Economic and Social Stakeholders - Corporate Governance and Business Ethics

Depending on their relationship to the business, two types of stakeholders can be distinguished: economic and social stakeholders. Economic stakeholders are all those who invest in the economic traffic with the business and who bear part of the risk. Groups that come to mind then are: managers, employees, shareholders, consumers, suppliers, partners in a joint venture, and competitors. What characterizes the relationship with economic stakeholders is that there is an economic exchange: labor against wages, capital against dividends, raw materials, supplier services, and consumer products against current prices. It might be surprising that competitors are seen as business stakeholders as well, but businesses do have moral obligations towards competitors. For example, justified competitor interests are at stake when a number of businesses in an industry forms a cartel and thereby puts other competitors at a disadvantage or when a business harms the reputation of the entire industry by behaving irresponsibly.

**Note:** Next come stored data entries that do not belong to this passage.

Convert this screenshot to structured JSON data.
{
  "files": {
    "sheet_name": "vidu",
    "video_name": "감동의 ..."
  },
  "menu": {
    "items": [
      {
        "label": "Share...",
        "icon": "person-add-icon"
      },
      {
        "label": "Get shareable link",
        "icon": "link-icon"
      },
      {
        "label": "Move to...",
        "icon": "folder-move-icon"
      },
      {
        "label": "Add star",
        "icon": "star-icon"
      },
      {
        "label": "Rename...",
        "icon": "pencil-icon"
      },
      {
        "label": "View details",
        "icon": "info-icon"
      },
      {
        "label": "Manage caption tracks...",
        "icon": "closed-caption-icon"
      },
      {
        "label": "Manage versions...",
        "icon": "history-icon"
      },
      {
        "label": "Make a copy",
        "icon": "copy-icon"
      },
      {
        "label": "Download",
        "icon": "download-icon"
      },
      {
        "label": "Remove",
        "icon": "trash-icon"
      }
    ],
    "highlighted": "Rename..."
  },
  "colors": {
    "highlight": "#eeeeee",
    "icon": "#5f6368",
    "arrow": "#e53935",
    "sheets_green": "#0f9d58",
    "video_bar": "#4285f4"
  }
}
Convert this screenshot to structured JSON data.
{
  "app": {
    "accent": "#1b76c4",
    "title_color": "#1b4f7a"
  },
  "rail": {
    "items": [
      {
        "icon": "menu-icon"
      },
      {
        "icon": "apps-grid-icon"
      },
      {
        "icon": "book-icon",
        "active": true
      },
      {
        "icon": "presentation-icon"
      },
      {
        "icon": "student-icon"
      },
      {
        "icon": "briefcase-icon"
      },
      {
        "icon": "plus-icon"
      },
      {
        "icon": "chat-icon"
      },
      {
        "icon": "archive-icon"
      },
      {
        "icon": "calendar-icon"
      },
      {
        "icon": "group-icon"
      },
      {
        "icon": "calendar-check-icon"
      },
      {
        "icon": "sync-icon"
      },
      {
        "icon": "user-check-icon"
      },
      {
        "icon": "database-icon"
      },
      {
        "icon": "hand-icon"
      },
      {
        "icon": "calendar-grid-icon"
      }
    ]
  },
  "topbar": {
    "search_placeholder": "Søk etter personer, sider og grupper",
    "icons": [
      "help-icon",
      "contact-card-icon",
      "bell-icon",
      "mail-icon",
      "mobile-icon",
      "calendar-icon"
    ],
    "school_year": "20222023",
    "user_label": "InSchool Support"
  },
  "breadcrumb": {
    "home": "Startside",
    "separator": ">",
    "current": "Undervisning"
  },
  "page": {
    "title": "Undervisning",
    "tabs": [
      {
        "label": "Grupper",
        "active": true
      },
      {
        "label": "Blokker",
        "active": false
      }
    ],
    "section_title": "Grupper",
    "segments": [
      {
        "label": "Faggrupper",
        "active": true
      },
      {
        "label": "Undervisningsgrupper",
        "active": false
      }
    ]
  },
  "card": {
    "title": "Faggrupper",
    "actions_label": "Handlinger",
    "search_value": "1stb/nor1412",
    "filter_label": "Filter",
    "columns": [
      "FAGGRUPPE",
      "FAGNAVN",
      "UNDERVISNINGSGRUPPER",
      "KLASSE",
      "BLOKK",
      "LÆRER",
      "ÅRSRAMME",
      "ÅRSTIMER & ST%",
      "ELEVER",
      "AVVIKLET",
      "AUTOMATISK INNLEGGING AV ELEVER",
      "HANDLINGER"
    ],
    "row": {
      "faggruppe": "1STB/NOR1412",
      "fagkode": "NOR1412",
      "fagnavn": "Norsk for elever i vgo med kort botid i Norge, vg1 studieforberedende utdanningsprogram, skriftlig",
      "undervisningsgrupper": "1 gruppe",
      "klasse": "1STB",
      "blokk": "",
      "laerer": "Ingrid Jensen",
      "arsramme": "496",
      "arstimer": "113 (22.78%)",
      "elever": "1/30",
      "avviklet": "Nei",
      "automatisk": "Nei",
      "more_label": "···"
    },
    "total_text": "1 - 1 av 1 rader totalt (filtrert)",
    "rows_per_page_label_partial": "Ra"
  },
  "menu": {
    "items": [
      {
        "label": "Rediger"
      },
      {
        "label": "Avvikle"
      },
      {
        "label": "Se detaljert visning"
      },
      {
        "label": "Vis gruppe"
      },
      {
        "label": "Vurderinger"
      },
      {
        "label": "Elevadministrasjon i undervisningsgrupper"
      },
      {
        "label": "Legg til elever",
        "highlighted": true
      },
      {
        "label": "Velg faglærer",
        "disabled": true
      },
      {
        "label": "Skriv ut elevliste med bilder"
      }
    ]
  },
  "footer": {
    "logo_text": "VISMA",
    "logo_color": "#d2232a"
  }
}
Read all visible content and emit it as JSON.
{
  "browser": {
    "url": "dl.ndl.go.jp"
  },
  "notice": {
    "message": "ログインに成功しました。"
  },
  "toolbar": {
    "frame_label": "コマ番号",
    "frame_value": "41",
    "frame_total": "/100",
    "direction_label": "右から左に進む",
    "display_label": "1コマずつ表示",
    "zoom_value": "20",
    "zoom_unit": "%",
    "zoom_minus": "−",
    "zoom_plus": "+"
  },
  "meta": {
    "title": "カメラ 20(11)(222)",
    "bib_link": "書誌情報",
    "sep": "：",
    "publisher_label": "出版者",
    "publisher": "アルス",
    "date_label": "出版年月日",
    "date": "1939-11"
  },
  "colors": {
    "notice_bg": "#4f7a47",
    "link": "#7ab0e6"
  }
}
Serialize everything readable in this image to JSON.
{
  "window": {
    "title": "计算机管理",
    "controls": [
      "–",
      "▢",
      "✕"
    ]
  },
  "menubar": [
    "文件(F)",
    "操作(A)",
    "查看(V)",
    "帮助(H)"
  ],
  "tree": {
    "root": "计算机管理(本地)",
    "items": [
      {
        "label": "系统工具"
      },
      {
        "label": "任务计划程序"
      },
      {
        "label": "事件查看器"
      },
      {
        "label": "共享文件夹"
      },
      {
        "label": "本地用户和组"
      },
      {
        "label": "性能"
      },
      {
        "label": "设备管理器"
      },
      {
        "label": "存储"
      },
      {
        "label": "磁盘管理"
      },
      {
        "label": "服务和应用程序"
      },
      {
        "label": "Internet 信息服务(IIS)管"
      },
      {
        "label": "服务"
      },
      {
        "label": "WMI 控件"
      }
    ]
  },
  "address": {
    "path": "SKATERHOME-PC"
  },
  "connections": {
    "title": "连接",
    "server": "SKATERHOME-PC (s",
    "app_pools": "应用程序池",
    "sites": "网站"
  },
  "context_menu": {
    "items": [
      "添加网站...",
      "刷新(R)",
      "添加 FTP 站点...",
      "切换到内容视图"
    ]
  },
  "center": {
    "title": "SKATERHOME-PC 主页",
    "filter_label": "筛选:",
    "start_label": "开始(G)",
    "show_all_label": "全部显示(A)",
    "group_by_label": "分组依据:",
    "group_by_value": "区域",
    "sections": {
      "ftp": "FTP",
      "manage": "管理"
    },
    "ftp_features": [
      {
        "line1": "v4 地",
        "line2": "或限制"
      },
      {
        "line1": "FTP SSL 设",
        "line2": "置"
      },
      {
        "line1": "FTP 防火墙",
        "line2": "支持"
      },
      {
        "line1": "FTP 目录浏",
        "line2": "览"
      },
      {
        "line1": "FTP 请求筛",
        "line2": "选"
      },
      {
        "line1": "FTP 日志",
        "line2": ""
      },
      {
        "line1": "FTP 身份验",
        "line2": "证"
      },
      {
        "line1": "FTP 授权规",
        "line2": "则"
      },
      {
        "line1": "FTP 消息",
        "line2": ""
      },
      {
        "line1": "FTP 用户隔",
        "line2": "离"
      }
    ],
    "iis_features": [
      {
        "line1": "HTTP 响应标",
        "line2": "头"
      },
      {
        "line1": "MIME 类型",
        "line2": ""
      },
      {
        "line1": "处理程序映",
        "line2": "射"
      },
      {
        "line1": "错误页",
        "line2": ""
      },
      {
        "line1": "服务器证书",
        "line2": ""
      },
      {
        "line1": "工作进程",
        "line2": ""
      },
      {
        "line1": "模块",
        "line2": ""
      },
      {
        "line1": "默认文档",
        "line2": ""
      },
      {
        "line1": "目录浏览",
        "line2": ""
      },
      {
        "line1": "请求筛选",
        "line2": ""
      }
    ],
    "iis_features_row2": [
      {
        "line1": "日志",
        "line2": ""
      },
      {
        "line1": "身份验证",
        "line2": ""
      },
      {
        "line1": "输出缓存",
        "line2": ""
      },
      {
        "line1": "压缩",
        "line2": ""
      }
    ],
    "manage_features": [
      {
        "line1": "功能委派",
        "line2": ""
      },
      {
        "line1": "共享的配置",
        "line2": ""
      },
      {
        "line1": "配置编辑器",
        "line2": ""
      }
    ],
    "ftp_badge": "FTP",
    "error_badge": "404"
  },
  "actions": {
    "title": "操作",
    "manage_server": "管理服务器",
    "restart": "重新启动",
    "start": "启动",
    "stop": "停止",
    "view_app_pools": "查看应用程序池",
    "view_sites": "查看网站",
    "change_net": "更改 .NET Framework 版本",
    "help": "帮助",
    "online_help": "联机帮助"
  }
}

Corporate moral responsibility does not stop at the circle of economic stakeholders. A business is also responsible for parties in society which may not have any business involvement in the business, but do in some way have an interest in what that business does. Society expects an organization, business, or industry to recognized obligations with regard to interests, whether they are private or public, that are clearly outside the domain of mutual transactions, but which nevertheless merit being put on the agenda of the board. For example: interests of future generations, the environment, and the underprivileged in society. The list can be made considerably longer and more concrete, so it includes the obligation to be cautious about engaging in genetic experiments or about supplying particular forms of detrainment; the obligation to put political pressure on repressive regimes with which a business, directly or indirectly, has established business relationships; the obligation to make fighting unemployment a separate policy issue, not subject to the business’s competitive and financial position; and the obligation to engage in serious dialogue with groups claiming to represent a public interest, but which do not participate in any economic transaction with the firm (van Luijk and Schilder 1997). As a result of the increased scale and complexity of businesses, the circle of social stakeholders has expanded considerably. Businesses managing a nuclear power plant are responsible for millions of stakeholders. Companies manufacturing substances that damage the ozone layer can even count humanity as a whole among its stakeholders.

Based on how the scope of a company’s ethical responsibilities is defined, a plethora of stakeholders can be considered, and the list of legitimate social stakeholders can be extended indefinitely, it seems. Just consider how far into the future a company’s responsibility for future generations should be extended (Jeurissen and Keijzers 2004). I will not go into the details of the question of stakeholder identification here (Mitchell et al. 1997). I will only try to deal with the question of how the influence of social stakeholders should be organized, assuming that such influence is ethically plausible in at least some cases.